Project 8D: TAAR1 as a Potential Anti-Methamphetamine Medications Target (completed)

David K. Grandy, Ph.D., Principal Investigator

The long-range goal of the proposed research is to develop novel medications that will treat and reverse the harmful health consequences of methamphetamine addiction and relapse.

Methamphetamine is a potent psychostimulant. While low doses can have some therapeutic value, high doses are extremely addictive. Methamphetamine affects levels of dopamine, norepinephrine, and serotonin in the brain as a consequence of interfering with proteins responsible for their reuptake, intracellular storage, & inactivation. Over the years considerable resources have been devoted to developing medications that act upon these targets. Unfortunately, there is still no efficacious pharmacological medication that treats methamphetamine addiction or relapse. 

Recently, we reported methamphetamine is a potent and efficacious agonist in vitro of an orphan G protein-coupled receptor (GPCR) that we discovered and is now referred to as trace amine-associated receptor 1 (TAAR1). Herein we propose two preclinical, integrated, and interdisciplinary aims to test the hypothesis that TAAR1-selective drugs can ameliorate some of methamphetamine's behavioral and physiological effects.

The objective of Aim 1 is to design, synthesize, and evaluate in vitro novel TAAR1 agonists, antagonists, and partial agonists of our own design and synthesis.  Four assays of increasing biological complexity will be used: (1) solution-binding to membranes containing recombinant TAAR1; (2) accumulation of cAMP in HEK-293 cells expressing recombinant TAAR1; (3) insulin release from rodent insulinoma cell lines endogenously expressing TAAR1; (4) effect on the tone of rodent brain arterioles. 

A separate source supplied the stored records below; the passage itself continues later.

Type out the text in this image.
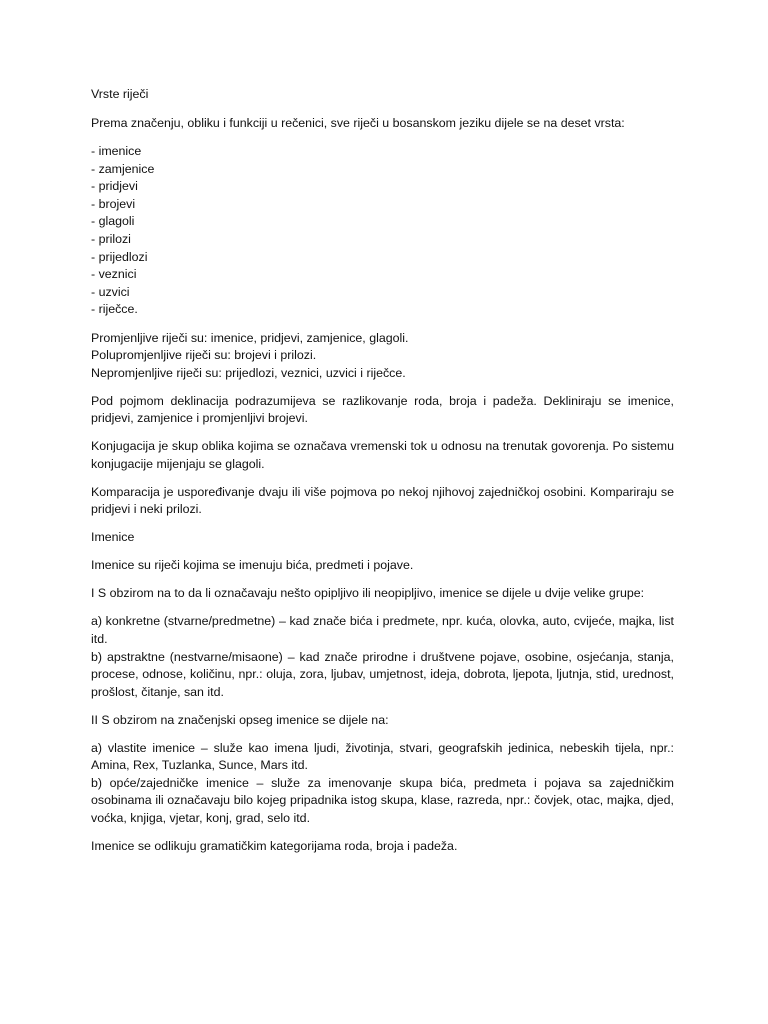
Vrste riječi

Prema značenju, obliku i funkciji u rečenici, sve riječi u bosanskom jeziku dijele se na deset vrsta:

- imenice
- zamjenice
- pridjevi
- brojevi
- glagoli
- prilozi
- prijedlozi
- veznici
- uzvici
- riječce.

Promjenljive riječi su: imenice, pridjevi, zamjenice, glagoli.
Polupromjenljive riječi su: brojevi i prilozi.
Nepromjenljive riječi su: prijedlozi, veznici, uzvici i riječce.

Pod pojmom deklinacija podrazumijeva se razlikovanje roda, broja i padeža. Dekliniraju se imenice, pridjevi, zamjenice i promjenljivi brojevi.

Konjugacija je skup oblika kojima se označava vremenski tok u odnosu na trenutak govorenja. Po sistemu konjugacije mijenjaju se glagoli.

Komparacija je uspoređivanje dvaju ili više pojmova po nekoj njihovoj zajedničkoj osobini. Kompariraju se pridjevi i neki prilozi.

Imenice

Imenice su riječi kojima se imenuju bića, predmeti i pojave.

I S obzirom na to da li označavaju nešto opipljivo ili neopipljivo, imenice se dijele u dvije velike grupe:

a) konkretne (stvarne/predmetne) – kad znače bića i predmete, npr. kuća, olovka, auto, cvijeće, majka, list itd.
b) apstraktne (nestvarne/misaone) – kad znače prirodne i društvene pojave, osobine, osjećanja, stanja, procese, odnose, količinu, npr.: oluja, zora, ljubav, umjetnost, ideja, dobrota, ljepota, ljutnja, stid, urednost, prošlost, čitanje, san itd.

II S obzirom na značenjski opseg imenice se dijele na:

a) vlastite imenice – služe kao imena ljudi, životinja, stvari, geografskih jedinica, nebeskih tijela, npr.: Amina, Rex, Tuzlanka, Sunce, Mars itd.
b) opće/zajedničke imenice – služe za imenovanje skupa bića, predmeta i pojava sa zajedničkim osobinama ili označavaju bilo kojeg pripadnika istog skupa, klase, razreda, npr.: čovjek, otac, majka, djed, voćka, knjiga, vjetar, konj, grad, selo itd.

Imenice se odlikuju gramatičkim kategorijama roda, broja i padeža.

The objective of Aim 2 is to generate founder mice lacking the mTAAR1 gene. Their descendents would be used in studies designed to evaluate the biological activity, specificity, and anti-methamphetamine properties of candidate TAAR1 antagonists & agonists.

We are uniquely positioned to carry out the proposed research for several reasons. We have extensive experience working with TAAR1 and have been cloning, mutating, expressing, and characterizing biogenic amine GPCRs in vitro and in vivo for almost 20 years, including the generation of transgenic mice. We discovered the TAAR1, published a comprehensive in vitro structure-activity profile of it, and in the process were the first to demonstrate isomers of methamphetamine are potent and full TAAR1 agonist in vitro.

Our efforts will directly benefit from a close collaboration with a synthetic organic chemist who recently joined our department and whose laboratory is located across the hall from the principal investigator. It is anticipated that with the successful completion of the proposed aims, novel TAAR1-selective compounds will eventually be developed that may serve as lead compounds in the development of medications that ameliorate methamphetamine’s detrimental health effects and even treat dependence and relapse.